Synergistic Use of Sino–EU Earth Observation Data to Support Arctic Sea Ice Monitoring and Parameter Retrieval

Xi Zhang1, Wolfgang Dierking2,3, Li-Jian Shi4, Marko Mäkynen5, Xiao-Yi Shen6, Rasmus Tonboe7, Juha Karvonen5, Mei-Jie Liu8

1First Institute of Oceanography, Ministry of Natural Resources, China, People's Republic of; 2Alfred Wegener Institute for Polar and Marine Research, Bremerhaven, Germany; 3Arctic University of Norway, Tromsø, Norway; 4National Satellite Ocean Application Service, Ministry of Natural Resources, Beijing, China; 5Finnish Meteorological Institute, Helsinki, Finland; 6Nanjing University, Nanjing, China; 7Technical University of Denmark, Copenhagen, Denmark; 8Qingdao University, Qingdao, China

The demand for comprehensive, continuous and reliable sea ice information from multi-source satellite data is increasing due to climate change and its impact on the environment, regional weather conditions and human activities. This paper provides an overview of our Dragon 5 project, which deals with synergistic monitoring of arctic sea ice using multi-source remote sensing data. The first topic is the implementation and development of sea ice concentration (SIC) retrieval and SIC noise reduction algorithms applied to data from the Chinese FY-3C Microwave Radiation Imager (MWRI). The SIC bias of the FY3C is 4% with dynamic tie points when compared to in-situ measurements. We also investigated whether the new AMSR2 radiometer thin ice detection algorithm could be applied to the MWRI data. The results were promising and the accuracy of MWRI thin ice detection can be improved with further work. Secondly, the ability to discriminate sea ice types at small angles of incidence provided by CFOSAT SWIM data was investigated and analysed. For sea ice thickness (SIT), we proposed a long short-term memory (LSTM) deep learning snow depth retrieval method based on the brightness temperature of AMSR-2, and then the snow depth product was used to retrieve SIT from CryoSat-2 data. Verification with OIB SIT shows that the LSTM SIT retrieval is superior to other SIT products. We also produced high reliability sea ice drift products from Chinese FY-3 and HY-2 satellite radiometer data and compared them with SSMIS and AMSR2 products.
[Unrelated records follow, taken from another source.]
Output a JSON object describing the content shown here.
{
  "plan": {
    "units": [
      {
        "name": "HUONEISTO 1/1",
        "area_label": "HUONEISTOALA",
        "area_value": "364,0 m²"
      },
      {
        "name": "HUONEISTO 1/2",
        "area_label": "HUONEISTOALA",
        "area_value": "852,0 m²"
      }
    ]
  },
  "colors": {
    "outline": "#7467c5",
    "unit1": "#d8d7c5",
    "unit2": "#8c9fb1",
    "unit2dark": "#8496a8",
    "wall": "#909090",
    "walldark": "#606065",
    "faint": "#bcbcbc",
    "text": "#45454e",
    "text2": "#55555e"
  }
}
The four microwave radiometers provided relatively consistent measurements of sea ice drift. Higher resolution sea ice drift and deformation fields were retrieved from Sentinel-1 SAR imagery and used for first tests of short-term forecasts of regional sea ice conditions. Another effort was the development of robust automated methods for SAR-based iceberg detection in complex backgrounds (open ocean and sea ice). To this end, different algorithms were applied (e.g. various CFAR detectors), using both C- and L-band radar imagery. The results show good detection capability even for icebergs that are only slightly larger than the spatial resolution of the SAR system.